Il pretesto fu fornito dal reato di Rimini. Un bel giorno, anzi un giorno molto
brutto, con cordoni di truppe circondò il nostro territorio. Ogni diritto
di passaggio e di traffico fu soppresso. Alle autorità della Repubblica
fu consegnato un elenco di malviventi da consegnare, dei quali la maggior parte
non aveva mai valicato il nostro confine. Ma chi ha la forza ha sempre ragione,
specialmente se ha torto.
Il Segretario di Stato per gli affari esteri Domenico Fattori chiamò
in gran segreto il nonno Badarlon, gli disse che il colpevole di Rimini era
sul nostro territorio, e siccome egli era la causa che aveva fatto traboccare
il calice delle ostilità delle destre italiane contro di noi, era necessario
condurlo oltre il confine, attraverso il cordone militare, senza destar sospetti.

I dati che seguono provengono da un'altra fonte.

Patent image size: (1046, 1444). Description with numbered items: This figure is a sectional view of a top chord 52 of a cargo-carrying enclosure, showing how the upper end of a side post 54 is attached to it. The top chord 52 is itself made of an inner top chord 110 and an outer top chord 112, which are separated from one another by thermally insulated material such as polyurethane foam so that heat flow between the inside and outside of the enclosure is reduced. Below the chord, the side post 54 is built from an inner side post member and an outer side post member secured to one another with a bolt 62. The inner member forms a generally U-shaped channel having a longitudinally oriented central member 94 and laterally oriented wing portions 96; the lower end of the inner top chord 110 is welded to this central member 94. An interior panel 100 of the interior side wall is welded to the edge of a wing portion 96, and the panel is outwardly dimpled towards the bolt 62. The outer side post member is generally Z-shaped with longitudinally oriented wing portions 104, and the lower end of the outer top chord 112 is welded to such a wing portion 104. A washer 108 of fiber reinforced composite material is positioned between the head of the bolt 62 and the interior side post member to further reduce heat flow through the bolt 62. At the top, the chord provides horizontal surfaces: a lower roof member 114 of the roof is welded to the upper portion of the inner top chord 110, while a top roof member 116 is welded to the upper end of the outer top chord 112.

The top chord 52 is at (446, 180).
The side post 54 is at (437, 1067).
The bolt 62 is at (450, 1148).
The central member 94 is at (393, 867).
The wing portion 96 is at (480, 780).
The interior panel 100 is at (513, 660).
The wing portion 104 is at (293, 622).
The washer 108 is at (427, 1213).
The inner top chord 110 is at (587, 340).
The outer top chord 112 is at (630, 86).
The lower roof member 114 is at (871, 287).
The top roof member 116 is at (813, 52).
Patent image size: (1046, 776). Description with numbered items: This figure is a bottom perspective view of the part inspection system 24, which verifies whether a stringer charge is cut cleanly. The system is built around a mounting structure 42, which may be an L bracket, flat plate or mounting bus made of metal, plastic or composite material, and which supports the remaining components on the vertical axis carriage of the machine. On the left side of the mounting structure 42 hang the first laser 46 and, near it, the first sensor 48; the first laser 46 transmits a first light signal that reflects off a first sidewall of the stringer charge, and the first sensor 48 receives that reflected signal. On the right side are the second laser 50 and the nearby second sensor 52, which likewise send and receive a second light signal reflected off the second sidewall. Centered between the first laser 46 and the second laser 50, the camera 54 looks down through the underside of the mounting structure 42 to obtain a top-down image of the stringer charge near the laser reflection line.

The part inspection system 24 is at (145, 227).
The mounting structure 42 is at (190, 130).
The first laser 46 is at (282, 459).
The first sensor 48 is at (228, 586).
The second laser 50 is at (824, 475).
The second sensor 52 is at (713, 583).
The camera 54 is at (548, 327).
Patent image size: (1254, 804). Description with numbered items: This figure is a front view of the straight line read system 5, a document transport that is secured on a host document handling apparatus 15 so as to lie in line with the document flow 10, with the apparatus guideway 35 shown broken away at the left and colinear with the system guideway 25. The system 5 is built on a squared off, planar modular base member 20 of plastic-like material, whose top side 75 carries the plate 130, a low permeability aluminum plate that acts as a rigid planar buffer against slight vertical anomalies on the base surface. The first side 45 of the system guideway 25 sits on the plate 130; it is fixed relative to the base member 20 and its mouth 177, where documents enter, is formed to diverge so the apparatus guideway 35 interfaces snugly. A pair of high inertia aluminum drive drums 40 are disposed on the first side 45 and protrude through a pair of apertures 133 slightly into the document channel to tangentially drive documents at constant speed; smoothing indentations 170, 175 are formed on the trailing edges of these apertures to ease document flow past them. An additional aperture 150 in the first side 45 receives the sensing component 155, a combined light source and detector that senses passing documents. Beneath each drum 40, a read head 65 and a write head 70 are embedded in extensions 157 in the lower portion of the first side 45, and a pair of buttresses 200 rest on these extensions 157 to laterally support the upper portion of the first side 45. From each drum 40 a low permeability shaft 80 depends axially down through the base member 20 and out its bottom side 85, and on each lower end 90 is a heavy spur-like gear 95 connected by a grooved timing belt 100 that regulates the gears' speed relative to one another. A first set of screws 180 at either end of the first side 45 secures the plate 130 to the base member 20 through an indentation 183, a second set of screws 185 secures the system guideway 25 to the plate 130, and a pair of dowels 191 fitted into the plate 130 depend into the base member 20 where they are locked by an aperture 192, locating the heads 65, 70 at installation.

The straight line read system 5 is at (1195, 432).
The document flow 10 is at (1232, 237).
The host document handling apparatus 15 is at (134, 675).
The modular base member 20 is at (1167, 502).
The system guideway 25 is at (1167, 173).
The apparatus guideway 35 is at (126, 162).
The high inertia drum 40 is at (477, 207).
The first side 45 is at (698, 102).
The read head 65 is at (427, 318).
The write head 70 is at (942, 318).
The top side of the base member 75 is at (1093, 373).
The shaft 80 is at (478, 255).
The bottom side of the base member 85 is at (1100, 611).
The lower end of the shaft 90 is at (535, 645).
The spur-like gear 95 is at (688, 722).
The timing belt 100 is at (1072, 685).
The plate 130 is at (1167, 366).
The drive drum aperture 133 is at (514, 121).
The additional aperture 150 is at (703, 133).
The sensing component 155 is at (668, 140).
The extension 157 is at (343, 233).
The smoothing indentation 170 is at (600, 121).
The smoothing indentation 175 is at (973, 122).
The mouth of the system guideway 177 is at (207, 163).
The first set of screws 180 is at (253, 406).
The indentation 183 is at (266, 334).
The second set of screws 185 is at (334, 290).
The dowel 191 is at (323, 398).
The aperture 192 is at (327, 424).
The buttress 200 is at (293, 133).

Il Segretario faceva appello al patriottismo ed alla esperimentata abilità
di guida dell'uomo che aveva portato a salvamento Garibaldi. Badarlon promise
che avrebbe allontanato senza destar sospetti l'ospite non gradito.
Ispezionò accuratamente il confine e lo trovò in ogni parte
sorvegliato. Non era possibile attraversarlo senza destar sospetti e senza il
pericolo di buscarsi una palla nello stomaco. E allora? Allora la vecchia guida
aguzzò il cervello.
Prese accordi, pagando profumatamente, con una famiglia di coloni il cui
podere si estendeva anche oltre confine nella parrocchia di Serravalle. Si travestì
da contadino, e con un carretto sgangherato trainato da un vecchio asino, ottenne
di attraversare il confine con un carico di puzzolente concime. Non era la stagione
di dar lo stabbio ai campi, ma bisognava giocar di audacia, fingersi tonto,
cambiare il posto alla concimaia, sperare che le guardie non sospettassero di
un villano sudicio e puzzolente.
Dopo alcuni giorni, quando si accorse che i soldati di guardia erano abituati
al poco pulito lavoro del finto villano, un bel dì nascose l'ospite non
desiderato sotto il male olente letame, e riuscì a condurlo al sicuro
fuori del cordone, durante l'ora del rancio dei soldati. Il fuggitivo vestito
da prete scappò a Genova, dove fu arrestato mentre tentava di imbarcarsi
per l'America.
Tolta di mezzo la causa principale dell'assedio, il Segretario di Stato
Domenico Fattori andò con altro incaricato a Roma per trattare col ministero
al quale ogni giorno dai funzionari regi di Rimini e di altri paesi vicini piovevano
denunce e calunnie contro la piccola ed inerme repubblica. Dei malfattori di
cui il Ministero dell'Interno chiedeva la consegna molti erano morti, molti
scontavano pene nei penitenziari italiani, e gli altri non erano mai stati a
San Marino. Per troncare lo screzio e porre fine alle calunniose denunce di
funzionari ostili, il Governo della Repubblica arrestò tutti i forastieri
residenti nel suo territorio e ne inviò l'elenco alle autorità
italiane. Tra essi erano fuori legge solo due renitenti di leva, un disertore
ed una donna colpevole di ferimento, che furono consegnati ai regi carabinieri
al confine. Ed in tal modo l'assedio ebbe termine.